Déclaration préalable CSA Central du 23 janvier 2025

Monsieur le Président,
Mesdames, Messieurs les membres du CSA,

La gouvernance des ports fluviaux doit évoluer.
Cette évolution a été amorcée avec la mise en place en 2018, du syndicat mixte ouvert sur la Moselle, composée de la région Grand Est et de VNF. Cette gouvernance publique présentait l’avantage de regrouper les concessions portuaires des départements 57 et 54 sur l’itinéraire Moselle, et ainsi permettait d’harmoniser et d’optimiser les redevances quant à l’exploitation du DPF et de l’accès bord à voie d’eau par les concessionnaires privés.

Elle permettait également à VNF de reprendre et d’occuper une place essentielle en tant qu’acteur du développement de fret sur cet itinéraire grand gabarit.

Des agents VNF à la DTNE s’y sont pleinement employés, à temps plein, et des investissements importants de plusieurs millions y ont été consacrés.

Pourtant ce modèle de gouvernance a pris fin en décembre 2024, sans qu’une analyse à la hauteur de cette évolution nous soit donner, pourquoi ?
Cette gouvernance évoluera prochainement vers une société à actions simplifiées sans que nous soit présentée la composition de celle-ci.

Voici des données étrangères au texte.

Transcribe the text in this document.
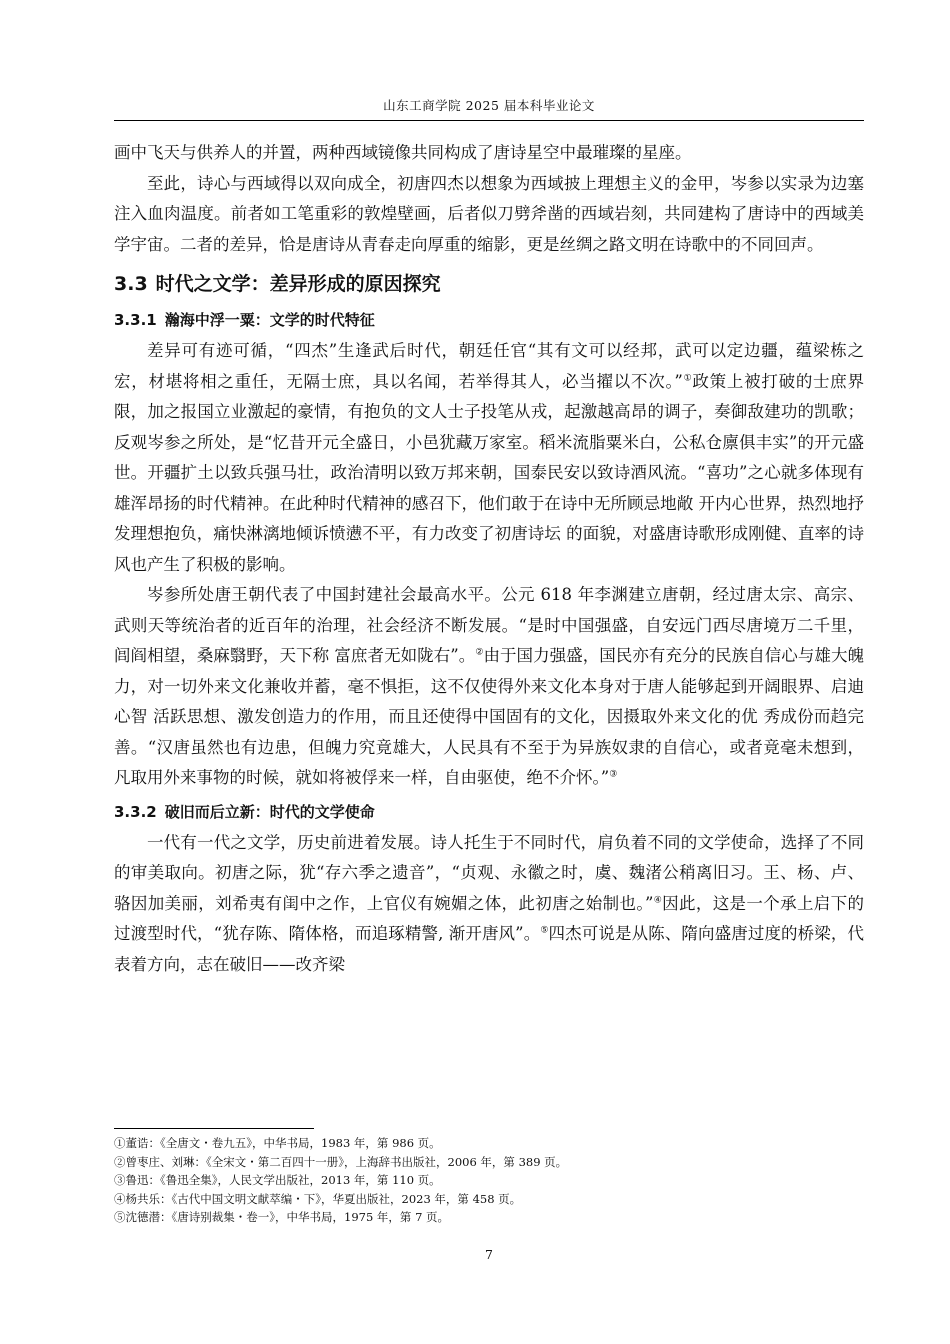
山东工商学院 2025 届本科毕业论文

画中飞天与供养人的并置，两种西域镜像共同构成了唐诗星空中最璀璨的星座。

至此，诗心与西域得以双向成全，初唐四杰以想象为西域披上理想主义的金甲，岑参以实录为边塞注入血肉温度。前者如工笔重彩的敦煌壁画，后者似刀劈斧凿的西域岩刻，共同建构了唐诗中的西域美学宇宙。二者的差异，恰是唐诗从青春走向厚重的缩影，更是丝绸之路文明在诗歌中的不同回声。

3.3 时代之文学：差异形成的原因探究
3.3.1 瀚海中浮一粟：文学的时代特征

差异可有迹可循，“四杰”生逢武后时代，朝廷任官“其有文可以经邦，武可以定边疆，蕴梁栋之宏，材堪将相之重任，无隔士庶，具以名闻，若举得其人，必当擢以不次。”①政策上被打破的士庶界限，加之报国立业激起的豪情，有抱负的文人士子投笔从戎，起激越高昂的调子，奏御敌建功的凯歌；反观岑参之所处，是“忆昔开元全盛日，小邑犹藏万家室。稻米流脂粟米白，公私仓廪俱丰实”的开元盛世。开疆扩土以致兵强马壮，政治清明以致万邦来朝，国泰民安以致诗酒风流。“喜功”之心就多体现有雄浑昂扬的时代精神。在此种时代精神的感召下，他们敢于在诗中无所顾忌地敞 开内心世界，热烈地抒发理想抱负，痛快淋漓地倾诉愤懑不平，有力改变了初唐诗坛 的面貌，对盛唐诗歌形成刚健、直率的诗风也产生了积极的影响。

岑参所处唐王朝代表了中国封建社会最高水平。公元 618 年李渊建立唐朝，经过唐太宗、高宗、武则天等统治者的近百年的治理，社会经济不断发展。“是时中国强盛，自安远门西尽唐境万二千里，闾阎相望，桑麻翳野，天下称 富庶者无如陇右”。②由于国力强盛，国民亦有充分的民族自信心与雄大魄力，对一切外来文化兼收并蓄，毫不惧拒，这不仅使得外来文化本身对于唐人能够起到开阔眼界、启迪心智 活跃思想、激发创造力的作用，而且还使得中国固有的文化，因摄取外来文化的优 秀成份而趋完善。“汉唐虽然也有边患，但魄力究竟雄大，人民具有不至于为异族奴隶的自信心，或者竟毫未想到，凡取用外来事物的时候，就如将被俘来一样，自由驱使，绝不介怀。”③

3.3.2 破旧而后立新：时代的文学使命

一代有一代之文学，历史前进着发展。诗人托生于不同时代，肩负着不同的文学使命，选择了不同的审美取向。初唐之际，犹“存六季之遗音”，“贞观、永徽之时，虞、魏渚公稍离旧习。王、杨、卢、骆因加美丽，刘希夷有闺中之作，上官仪有婉媚之体，此初唐之始制也。”④因此，这是一个承上启下的过渡型时代，“犹存陈、隋体格，而追琢精警, 渐开唐风”。⑤四杰可说是从陈、隋向盛唐过度的桥梁，代表着方向，志在破旧——改齐梁

①董诰：《全唐文・卷九五》，中华书局，1983 年，第 986 页。
②曾枣庄、刘琳：《全宋文・第二百四十一册》，上海辞书出版社，2006 年，第 389 页。
③鲁迅：《鲁迅全集》，人民文学出版社，2013 年，第 110 页。
④杨共乐：《古代中国文明文献萃编・下》，华夏出版社，2023 年，第 458 页。
⑤沈德潜：《唐诗别裁集・卷一》，中华书局，1975 年，第 7 页。
7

Quelle place y prend VNF ? Quels sont les nouveaux acteurs de cette gouvernance ? Sur quelle durée ?

Pour la CGT il est fondamental de définir précisément la structuration de la gouvernance et son rôle, tout comme définir celui relatif au contrôle et à la gestion de l’activité portuaire sur la Moselle.

La CGT s’interroge sur le devenir des personnels auparavant affectés sur les missions spécifiques du syndicat mixte ouvert à la DTNE ? et de l’accompagnement mis en place ?

VNF se dote d’un plan d’action relatif au plan de mobilité employeur.

La CGT si elle se félicite de la volonté de VNF à se conformer à ses obligations réglementaires en la matière, s’interroge sur l’atteinte plus qu’hypothétique de certains objectifs, ou la pertinence de certaines actions.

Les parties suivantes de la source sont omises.